Story of the rain and the runs

16 03 2009


Runs Aplenty
These days the “Little Master” tends to play a supporting role to the astonishingly aggressive Virender Sehwag. But on being fortunate enough to watch Tendulkar play every shot in the book for his 163 retired hurt off 133 balls at the Christchurch ODI, I was reminded of the following tale.

In 1992, Sachin Tendulkar became the first cricketer not born in Yorkshire to play for the Headingley-based county team. A local pub owner added the following two dishes to his food menu: the “Boycott Curry” and the “Tendulkar Curry”. Whenever a patron would ask the Yorkshireman about the curries, he would reply “Well, they both give you the runs, but the second one gives them to you much, much quicker!”

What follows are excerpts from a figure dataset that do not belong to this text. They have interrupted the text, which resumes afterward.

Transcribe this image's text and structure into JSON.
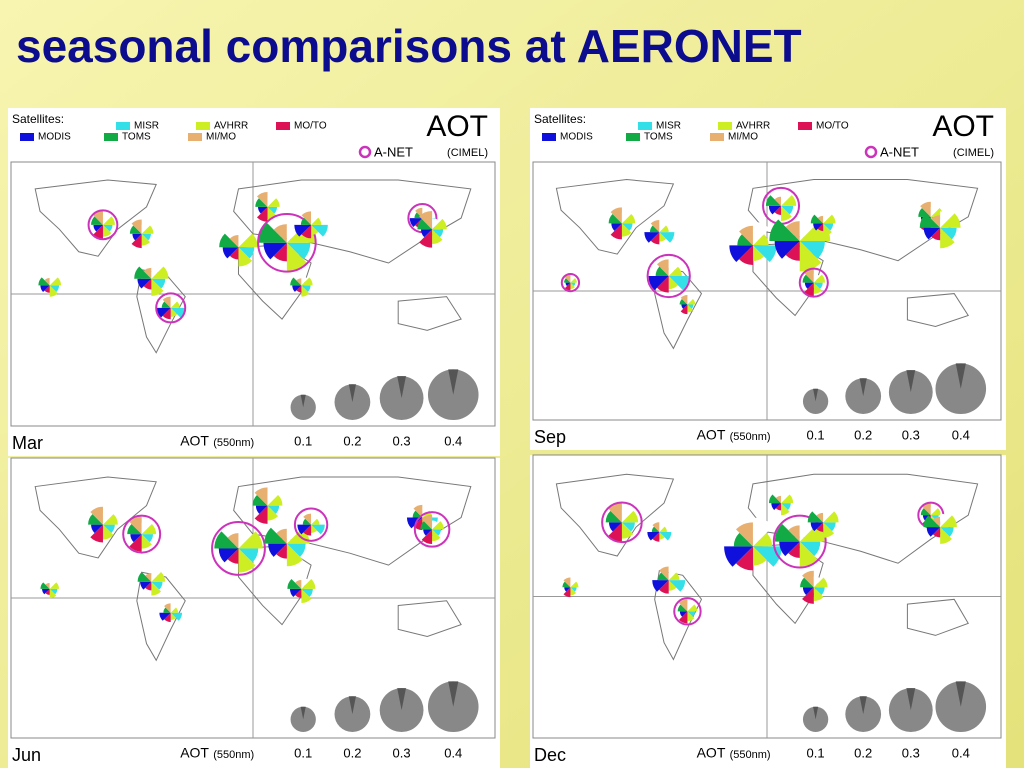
{
  "title": "seasonal comparisons at AERONET",
  "legend": {
    "heading": "Satellites:",
    "items": [
      {
        "name": "MISR",
        "color": "#33e0e8"
      },
      {
        "name": "AVHRR",
        "color": "#ccee22"
      },
      {
        "name": "MO/TO",
        "color": "#dd1155"
      },
      {
        "name": "MODIS",
        "color": "#1010dd"
      },
      {
        "name": "TOMS",
        "color": "#11aa44"
      },
      {
        "name": "MI/MO",
        "color": "#e8b070"
      }
    ],
    "quantity": "AOT",
    "ground": "A-NET",
    "ground_detail": "(CIMEL)",
    "ground_color": "#cc33bb"
  },
  "panels": [
    {
      "month": "Mar"
    },
    {
      "month": "Sep"
    },
    {
      "month": "Jun"
    },
    {
      "month": "Dec"
    }
  ],
  "scale": {
    "label": "AOT",
    "unit": "(550nm)",
    "values": [
      0.1,
      0.2,
      0.3,
      0.4
    ]
  }
}
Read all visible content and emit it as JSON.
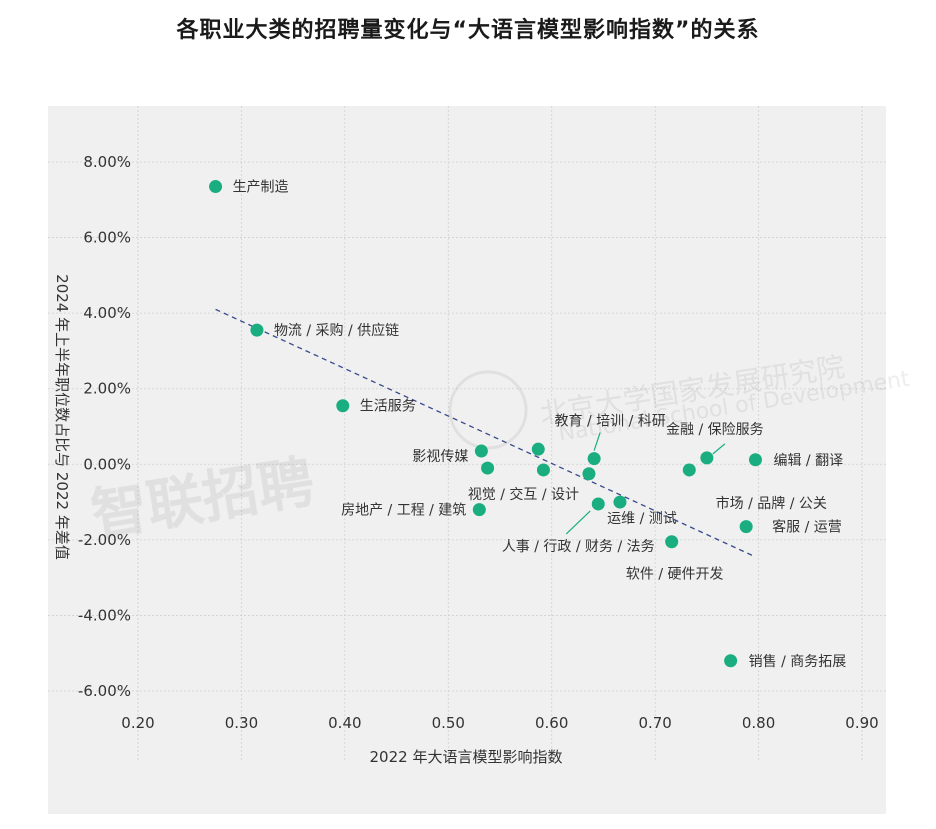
{
  "title": "各职业大类的招聘量变化与“大语言模型影响指数”的关系",
  "watermark": {
    "brand": "智联招聘",
    "org_cn": "北京大学国家发展研究院",
    "org_en": "National School of Development"
  },
  "colors": {
    "point": "#1aad80",
    "trend": "#3a4a8c",
    "panel": "#f0f0f0",
    "grid": "#cfcfcf"
  },
  "chart_data": {
    "type": "scatter",
    "title": "各职业大类的招聘量变化与“大语言模型影响指数”的关系",
    "xlabel": "2022 年大语言模型影响指数",
    "ylabel": "2024 年上半年职位数占比与 2022 年差值",
    "xlim": [
      0.2,
      0.9
    ],
    "ylim": [
      -6.0,
      8.0
    ],
    "x_ticks": [
      0.2,
      0.3,
      0.4,
      0.5,
      0.6,
      0.7,
      0.8,
      0.9
    ],
    "x_tick_labels": [
      "0.20",
      "0.30",
      "0.40",
      "0.50",
      "0.60",
      "0.70",
      "0.80",
      "0.90"
    ],
    "y_ticks": [
      -6,
      -4,
      -2,
      0,
      2,
      4,
      6,
      8
    ],
    "y_tick_labels": [
      "-6.00%",
      "-4.00%",
      "-2.00%",
      "0.00%",
      "2.00%",
      "4.00%",
      "6.00%",
      "8.00%"
    ],
    "grid": true,
    "points": [
      {
        "label": "生产制造",
        "x": 0.275,
        "y": 7.35
      },
      {
        "label": "物流 / 采购 / 供应链",
        "x": 0.315,
        "y": 3.55
      },
      {
        "label": "生活服务",
        "x": 0.398,
        "y": 1.55
      },
      {
        "label": "影视传媒",
        "x": 0.532,
        "y": 0.35
      },
      {
        "label": "",
        "x": 0.538,
        "y": -0.1
      },
      {
        "label": "房地产 / 工程 / 建筑",
        "x": 0.53,
        "y": -1.2
      },
      {
        "label": "",
        "x": 0.587,
        "y": 0.4
      },
      {
        "label": "视觉 / 交互 / 设计",
        "x": 0.592,
        "y": -0.15
      },
      {
        "label": "",
        "x": 0.636,
        "y": -0.25
      },
      {
        "label": "教育 / 培训 / 科研",
        "x": 0.641,
        "y": 0.15
      },
      {
        "label": "人事 / 行政 / 财务 / 法务",
        "x": 0.645,
        "y": -1.05
      },
      {
        "label": "运维 / 测试",
        "x": 0.666,
        "y": -1.0
      },
      {
        "label": "软件 / 硬件开发",
        "x": 0.716,
        "y": -2.05
      },
      {
        "label": "市场 / 品牌 / 公关",
        "x": 0.733,
        "y": -0.15
      },
      {
        "label": "金融 / 保险服务",
        "x": 0.75,
        "y": 0.17
      },
      {
        "label": "客服 / 运营",
        "x": 0.788,
        "y": -1.65
      },
      {
        "label": "编辑 / 翻译",
        "x": 0.797,
        "y": 0.12
      },
      {
        "label": "销售 / 商务拓展",
        "x": 0.773,
        "y": -5.2
      }
    ],
    "trendline": {
      "x": [
        0.275,
        0.797
      ],
      "y": [
        4.1,
        -2.45
      ],
      "style": "dashed"
    }
  }
}
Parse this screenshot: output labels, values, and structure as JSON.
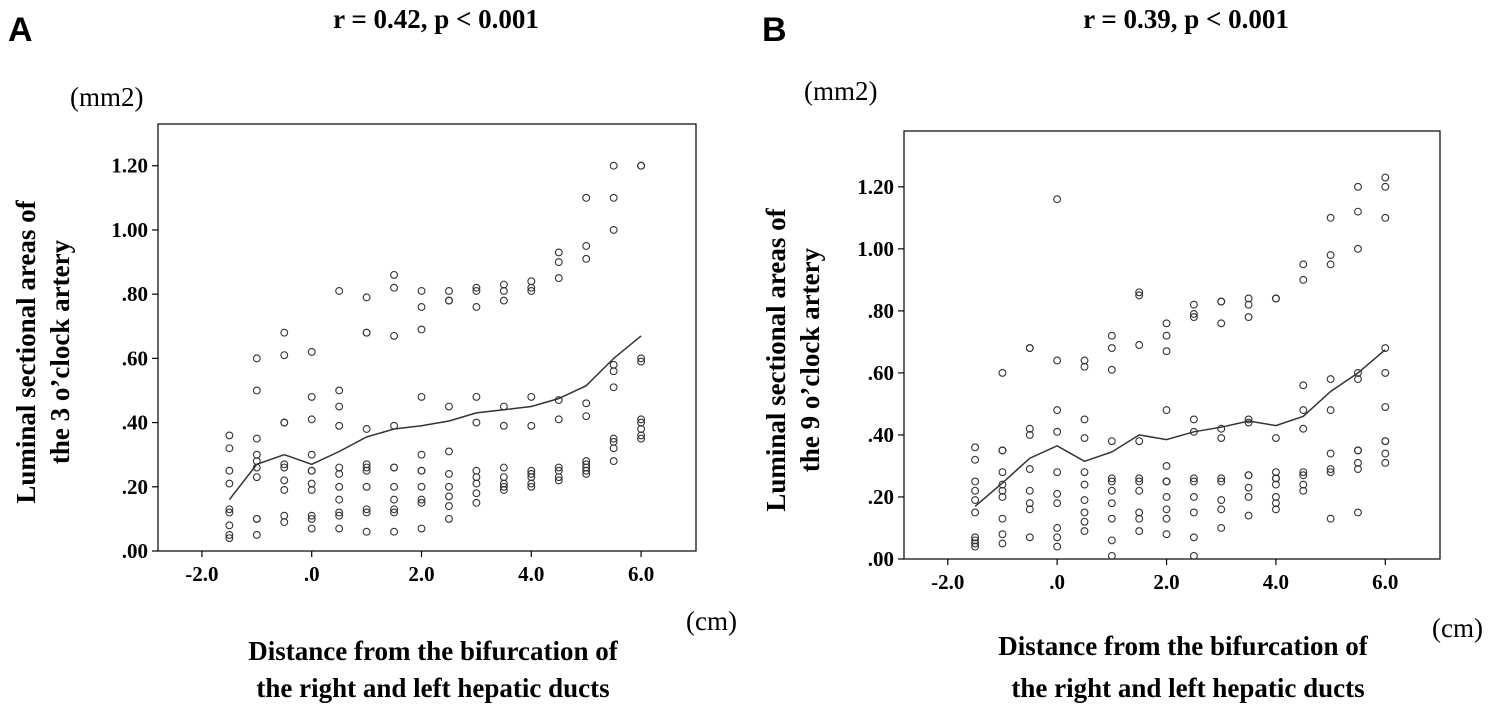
{
  "chart_data": [
    {
      "type": "scatter",
      "panel_label": "A",
      "title": "r = 0.42, p < 0.001",
      "y_unit": "(mm2)",
      "x_unit": "(cm)",
      "ylabel": [
        "Luminal sectional areas of",
        "the 3 o’clock artery"
      ],
      "xlabel": [
        "Distance from the bifurcation of",
        "the right and left hepatic ducts"
      ],
      "xlim": [
        -2.8,
        7.0
      ],
      "ylim": [
        0.0,
        1.33
      ],
      "x_ticks": [
        -2.0,
        0.0,
        2.0,
        4.0,
        6.0
      ],
      "x_tick_labels": [
        "-2.0",
        ".0",
        "2.0",
        "4.0",
        "6.0"
      ],
      "y_ticks": [
        0.0,
        0.2,
        0.4,
        0.6,
        0.8,
        1.0,
        1.2
      ],
      "y_tick_labels": [
        ".00",
        ".20",
        ".40",
        ".60",
        ".80",
        "1.00",
        "1.20"
      ],
      "grid": false,
      "points": {
        "x": [
          -1.5,
          -1.5,
          -1.5,
          -1.5,
          -1.5,
          -1.5,
          -1.5,
          -1.5,
          -1.5,
          -1.0,
          -1.0,
          -1.0,
          -1.0,
          -1.0,
          -1.0,
          -1.0,
          -1.0,
          -1.0,
          -1.0,
          -0.5,
          -0.5,
          -0.5,
          -0.5,
          -0.5,
          -0.5,
          -0.5,
          -0.5,
          -0.5,
          -0.5,
          0.0,
          0.0,
          0.0,
          0.0,
          0.0,
          0.0,
          0.0,
          0.0,
          0.0,
          0.0,
          0.0,
          0.5,
          0.5,
          0.5,
          0.5,
          0.5,
          0.5,
          0.5,
          0.5,
          0.5,
          0.5,
          0.5,
          1.0,
          1.0,
          1.0,
          1.0,
          1.0,
          1.0,
          1.0,
          1.0,
          1.0,
          1.0,
          1.0,
          1.5,
          1.5,
          1.5,
          1.5,
          1.5,
          1.5,
          1.5,
          1.5,
          1.5,
          1.5,
          1.5,
          2.0,
          2.0,
          2.0,
          2.0,
          2.0,
          2.0,
          2.0,
          2.0,
          2.0,
          2.0,
          2.0,
          2.5,
          2.5,
          2.5,
          2.5,
          2.5,
          2.5,
          2.5,
          2.5,
          2.5,
          2.5,
          3.0,
          3.0,
          3.0,
          3.0,
          3.0,
          3.0,
          3.0,
          3.0,
          3.0,
          3.0,
          3.5,
          3.5,
          3.5,
          3.5,
          3.5,
          3.5,
          3.5,
          3.5,
          3.5,
          3.5,
          4.0,
          4.0,
          4.0,
          4.0,
          4.0,
          4.0,
          4.0,
          4.0,
          4.0,
          4.0,
          4.5,
          4.5,
          4.5,
          4.5,
          4.5,
          4.5,
          4.5,
          4.5,
          4.5,
          5.0,
          5.0,
          5.0,
          5.0,
          5.0,
          5.0,
          5.0,
          5.0,
          5.0,
          5.0,
          5.5,
          5.5,
          5.5,
          5.5,
          5.5,
          5.5,
          5.5,
          5.5,
          5.5,
          5.5,
          6.0,
          6.0,
          6.0,
          6.0,
          6.0,
          6.0,
          6.0,
          6.0,
          6.0
        ],
        "y": [
          0.36,
          0.32,
          0.25,
          0.21,
          0.13,
          0.12,
          0.08,
          0.05,
          0.04,
          0.6,
          0.5,
          0.35,
          0.3,
          0.28,
          0.26,
          0.23,
          0.1,
          0.1,
          0.05,
          0.68,
          0.61,
          0.4,
          0.27,
          0.22,
          0.19,
          0.11,
          0.09,
          0.4,
          0.26,
          0.62,
          0.48,
          0.41,
          0.3,
          0.25,
          0.21,
          0.19,
          0.11,
          0.1,
          0.07,
          0.25,
          0.81,
          0.5,
          0.45,
          0.39,
          0.26,
          0.24,
          0.2,
          0.16,
          0.12,
          0.11,
          0.07,
          0.79,
          0.68,
          0.68,
          0.38,
          0.27,
          0.25,
          0.2,
          0.13,
          0.12,
          0.06,
          0.26,
          0.86,
          0.82,
          0.67,
          0.39,
          0.26,
          0.26,
          0.2,
          0.16,
          0.13,
          0.12,
          0.06,
          0.81,
          0.76,
          0.69,
          0.48,
          0.3,
          0.25,
          0.2,
          0.16,
          0.15,
          0.07,
          0.25,
          0.81,
          0.78,
          0.78,
          0.45,
          0.31,
          0.24,
          0.2,
          0.17,
          0.14,
          0.1,
          0.82,
          0.81,
          0.76,
          0.48,
          0.4,
          0.25,
          0.23,
          0.21,
          0.18,
          0.15,
          0.83,
          0.81,
          0.78,
          0.45,
          0.39,
          0.26,
          0.23,
          0.21,
          0.2,
          0.19,
          0.84,
          0.82,
          0.81,
          0.48,
          0.39,
          0.25,
          0.24,
          0.23,
          0.21,
          0.2,
          0.93,
          0.9,
          0.85,
          0.47,
          0.41,
          0.26,
          0.25,
          0.23,
          0.22,
          1.1,
          0.95,
          0.91,
          0.46,
          0.42,
          0.28,
          0.27,
          0.26,
          0.25,
          0.24,
          1.2,
          1.1,
          1.0,
          0.58,
          0.56,
          0.51,
          0.35,
          0.34,
          0.32,
          0.28,
          1.2,
          1.2,
          0.6,
          0.59,
          0.41,
          0.4,
          0.38,
          0.36,
          0.35
        ]
      },
      "fit_line": {
        "x": [
          -1.5,
          -1.0,
          -0.5,
          0.0,
          0.5,
          1.0,
          1.5,
          2.0,
          2.5,
          3.0,
          3.5,
          4.0,
          4.5,
          5.0,
          5.5,
          6.0
        ],
        "y": [
          0.16,
          0.27,
          0.3,
          0.27,
          0.31,
          0.355,
          0.38,
          0.39,
          0.405,
          0.43,
          0.44,
          0.45,
          0.475,
          0.515,
          0.6,
          0.67
        ]
      }
    },
    {
      "type": "scatter",
      "panel_label": "B",
      "title": "r = 0.39, p < 0.001",
      "y_unit": "(mm2)",
      "x_unit": "(cm)",
      "ylabel": [
        "Luminal sectional areas of",
        "the 9 o’clock artery"
      ],
      "xlabel": [
        "Distance from the bifurcation of",
        "the right and left hepatic ducts"
      ],
      "xlim": [
        -2.8,
        7.0
      ],
      "ylim": [
        0.0,
        1.38
      ],
      "x_ticks": [
        -2.0,
        0.0,
        2.0,
        4.0,
        6.0
      ],
      "x_tick_labels": [
        "-2.0",
        ".0",
        "2.0",
        "4.0",
        "6.0"
      ],
      "y_ticks": [
        0.0,
        0.2,
        0.4,
        0.6,
        0.8,
        1.0,
        1.2
      ],
      "y_tick_labels": [
        ".00",
        ".20",
        ".40",
        ".60",
        ".80",
        "1.00",
        "1.20"
      ],
      "grid": false,
      "points": {
        "x": [
          -1.5,
          -1.5,
          -1.5,
          -1.5,
          -1.5,
          -1.5,
          -1.5,
          -1.5,
          -1.5,
          -1.5,
          -1.0,
          -1.0,
          -1.0,
          -1.0,
          -1.0,
          -1.0,
          -1.0,
          -1.0,
          -1.0,
          -1.0,
          -0.5,
          -0.5,
          -0.5,
          -0.5,
          -0.5,
          -0.5,
          -0.5,
          -0.5,
          -0.5,
          0.0,
          0.0,
          0.0,
          0.0,
          0.0,
          0.0,
          0.0,
          0.0,
          0.0,
          0.0,
          0.5,
          0.5,
          0.5,
          0.5,
          0.5,
          0.5,
          0.5,
          0.5,
          0.5,
          0.5,
          1.0,
          1.0,
          1.0,
          1.0,
          1.0,
          1.0,
          1.0,
          1.0,
          1.0,
          1.0,
          1.0,
          1.5,
          1.5,
          1.5,
          1.5,
          1.5,
          1.5,
          1.5,
          1.5,
          1.5,
          1.5,
          2.0,
          2.0,
          2.0,
          2.0,
          2.0,
          2.0,
          2.0,
          2.0,
          2.0,
          2.0,
          2.0,
          2.5,
          2.5,
          2.5,
          2.5,
          2.5,
          2.5,
          2.5,
          2.5,
          2.5,
          2.5,
          2.5,
          3.0,
          3.0,
          3.0,
          3.0,
          3.0,
          3.0,
          3.0,
          3.0,
          3.0,
          3.0,
          3.5,
          3.5,
          3.5,
          3.5,
          3.5,
          3.5,
          3.5,
          3.5,
          3.5,
          3.5,
          4.0,
          4.0,
          4.0,
          4.0,
          4.0,
          4.0,
          4.0,
          4.0,
          4.0,
          4.0,
          4.5,
          4.5,
          4.5,
          4.5,
          4.5,
          4.5,
          4.5,
          4.5,
          4.5,
          5.0,
          5.0,
          5.0,
          5.0,
          5.0,
          5.0,
          5.0,
          5.0,
          5.0,
          5.5,
          5.5,
          5.5,
          5.5,
          5.5,
          5.5,
          5.5,
          5.5,
          5.5,
          5.5,
          6.0,
          6.0,
          6.0,
          6.0,
          6.0,
          6.0,
          6.0,
          6.0,
          6.0,
          6.0
        ],
        "y": [
          0.36,
          0.32,
          0.25,
          0.22,
          0.19,
          0.15,
          0.07,
          0.06,
          0.05,
          0.04,
          0.6,
          0.35,
          0.35,
          0.28,
          0.24,
          0.22,
          0.2,
          0.13,
          0.08,
          0.05,
          0.68,
          0.68,
          0.42,
          0.4,
          0.29,
          0.22,
          0.18,
          0.16,
          0.07,
          1.16,
          0.64,
          0.48,
          0.41,
          0.28,
          0.21,
          0.18,
          0.1,
          0.07,
          0.04,
          0.64,
          0.62,
          0.45,
          0.39,
          0.28,
          0.24,
          0.19,
          0.15,
          0.12,
          0.09,
          0.72,
          0.68,
          0.61,
          0.38,
          0.26,
          0.25,
          0.22,
          0.18,
          0.13,
          0.06,
          0.01,
          0.86,
          0.85,
          0.69,
          0.38,
          0.26,
          0.25,
          0.22,
          0.15,
          0.13,
          0.09,
          0.76,
          0.72,
          0.67,
          0.48,
          0.3,
          0.25,
          0.25,
          0.2,
          0.16,
          0.13,
          0.08,
          0.82,
          0.79,
          0.78,
          0.45,
          0.41,
          0.26,
          0.25,
          0.2,
          0.15,
          0.07,
          0.01,
          0.83,
          0.83,
          0.76,
          0.42,
          0.39,
          0.26,
          0.25,
          0.19,
          0.16,
          0.1,
          0.84,
          0.82,
          0.78,
          0.45,
          0.44,
          0.27,
          0.27,
          0.23,
          0.2,
          0.14,
          0.84,
          0.84,
          0.39,
          0.28,
          0.26,
          0.26,
          0.24,
          0.2,
          0.18,
          0.16,
          0.95,
          0.9,
          0.56,
          0.48,
          0.42,
          0.28,
          0.27,
          0.24,
          0.22,
          1.1,
          0.98,
          0.95,
          0.58,
          0.48,
          0.34,
          0.29,
          0.28,
          0.13,
          1.2,
          1.12,
          1.0,
          0.6,
          0.58,
          0.35,
          0.35,
          0.31,
          0.29,
          0.15,
          1.23,
          1.2,
          1.1,
          0.68,
          0.6,
          0.49,
          0.38,
          0.38,
          0.34,
          0.31
        ]
      },
      "fit_line": {
        "x": [
          -1.5,
          -1.0,
          -0.5,
          0.0,
          0.5,
          1.0,
          1.5,
          2.0,
          2.5,
          3.0,
          3.5,
          4.0,
          4.5,
          5.0,
          5.5,
          6.0
        ],
        "y": [
          0.17,
          0.245,
          0.325,
          0.365,
          0.315,
          0.345,
          0.4,
          0.385,
          0.41,
          0.425,
          0.445,
          0.43,
          0.46,
          0.54,
          0.6,
          0.675
        ]
      }
    }
  ]
}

How unfortunate it was that Tendulkar retired hurt with a stomach strain with five overs remaining in that innings and only 31 runs behind Saeed Anwar’s 194 against India at Chennai – the highest ever ODI individual score.

You would have to think Sehwag will be the first man to blast 200 in an ODI innings. His 125 runs off only 75 balls in Hamilton on Wednesday made a personal score of 250 seem possible. His dominance of the New Zealand attack looked effortless. Anyone who didn’t know better would have thought New Zealand had muddled their fixtures and sent a schoolboy side to play the mighty India.

The Mighty India
As with the Indian economy, Indian cricket has for some time been set to explode into the realms of world domination. A country of one thousand million cricket-philes was always going to blossom when the catalyst of Twenty20 accelerated the commercialization of cricket so rapidly in general, and the IPL, in particular.

Star cricket players earn more than merchant bankers these days and the IPL has facilitated room to accommodate far more household names than just the ones who play for India. The IPL is a massive stage with 263 players in its employ. 183 of these are Indians. That is a serious number of professionals training at a very high level. Every one of them is starving for success. Consider the depth that this lends to the national outfit.

But talent needs to be managed effectively to breed success and one must not underestimate the coaching duo of Gary Kirsten and Paddy Upton. The two South Africans took up their respective posts as team coach and mental conditioning coach in March 2008 and India’s results have been most impressive since then.

In 37 ODIs, India has lost only six matches. From twelve Test matches under Kirsten, the record reads five wins, four draws and three losses. One of those losses was to Dale Steyn on a green top in Ahmedabad and two were to Muttiah Muralitharan and Ajentha Mendis on raging turners in Colombo.

Limited Overs Series Wrap-Up
New Zealand won the two Twenty20 Internationals and the dead rubber fifth ODI, essentially the three games that didn’t matter. Somehow only one match was rain abandoned but virtually every match was rain affected. India crossed another hurdle towards becoming the best team in the world by winning their first ever ODI series in New Zealand.

Despite the rain the Indians have had a reasonably good time in New Zealand. It must be about the most naturally beautiful country on earth. And as Dhoni said “it is so isolated that no one can telephone you, because when you are awake, the rest of the world is asleep. Even if you were awake, you probably won’t have mobile reception – the perfect place for a getaway holiday!”. For now though…..let the ‘real’ test begin!!!!!!!